In 1988, at the age of 58, Fenn was given a diagnosis of kidney cancer. Two years earlier, his 81-year-old father, William, was told he had pancreatic cancer, Fenn says. After 18 months, William killed himself by taking 50 sleeping pills, according to his son. “I respected him for having the courage to go out on his own terms,” Fenn recalls. After being racked by chemotherapy and an unsuccessful surgery to remove the cancer, he says, he was given a 20 percent chance of surviving three years. As Fenn tells the tale, he decided to follow in his father’s footsteps—but with his own swashbuckling twist. He would fill a treasure chest with gold and jewels, he thought, and carry it to a special place in the Rockies. Then he would swallow a bottle of sleeping pills and die beside his riches. But first, he would write a poem containing clues to the treasure’s location. “Take the chest,” read an early draft of his poem, “but leave my bones.”

The “problem” with the plan, Fenn says, is that he recovered. Over the next several months, then years, he slowly grew stronger, and in 1993 he was declared cancer-free. After being homebound by his disease for years, Fenn was overcome with a renewed appreciation for nature and an urgent sense of purpose. “We need to get off the couch, out of the game room, and away from our electronic gadgets,” he says. He now saw his hunt as a way to entice people into the wild.

Late at night, alone in his artifact-­laden study, he tweaked and revised his poem. Finally, in 2010, long after he first hatched the idea, he was satisfied. He acquired a 10- by 10-inch bronze treasure chest and filled it with emeralds, rubies, diamonds, and gold coins he’d collected over the years at gun shows and auctions. He added two gold nuggets from Alaska, “as large as chicken eggs,” he says, as well as an old Navajo bracelet with 22 prehistoric turquoise disc beads inlaid in silver.

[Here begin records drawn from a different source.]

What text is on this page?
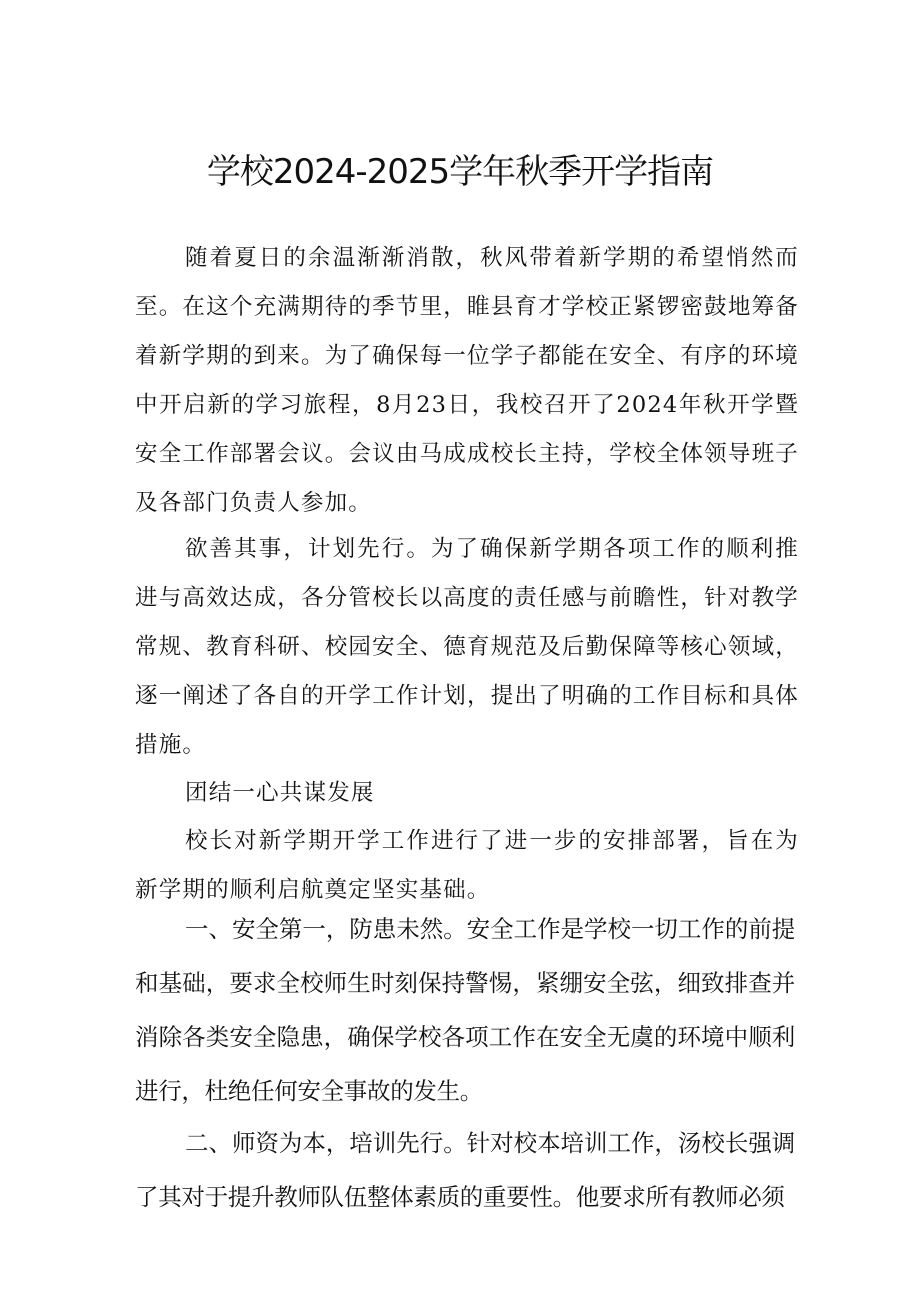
学校2024-2025学年秋季开学指南

随着夏日的余温渐渐消散，秋风带着新学期的希望悄然而至。在这个充满期待的季节里，睢县育才学校正紧锣密鼓地筹备着新学期的到来。为了确保每一位学子都能在安全、有序的环境中开启新的学习旅程，8月23日，我校召开了2024年秋开学暨安全工作部署会议。会议由马成成校长主持，学校全体领导班子及各部门负责人参加。

欲善其事，计划先行。为了确保新学期各项工作的顺利推进与高效达成，各分管校长以高度的责任感与前瞻性，针对教学常规、教育科研、校园安全、德育规范及后勤保障等核心领域，逐一阐述了各自的开学工作计划，提出了明确的工作目标和具体措施。

团结一心共谋发展

校长对新学期开学工作进行了进一步的安排部署，旨在为新学期的顺利启航奠定坚实基础。

一、安全第一，防患未然。安全工作是学校一切工作的前提和基础，要求全校师生时刻保持警惕，紧绷安全弦，细致排查并消除各类安全隐患，确保学校各项工作在安全无虞的环境中顺利进行，杜绝任何安全事故的发生。

二、师资为本，培训先行。针对校本培训工作，汤校长强调了其对于提升教师队伍整体素质的重要性。他要求所有教师必须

One summer afternoon that year, Fenn drove into the Rockies—for how far and how long, he won’t say—with the chest and the treasure in the trunk of his sedan. He made two trips to his destination. First, he loaded the empty, approximately 20-pound bronze box into a backpack and lugged it into the mountains, breathing heavily. He stashed it in a spot dear to his heart. Then he returned with the gold and jewels and filled the chest. “I was entering into strange territory in my mind,” he recalls. He walked back to his car feeling giddy about what he’d done. “I said in a loud voice, ‘Forrest Fenn, did you really do that?’ ” he says. “No one was around, and I started laughing.”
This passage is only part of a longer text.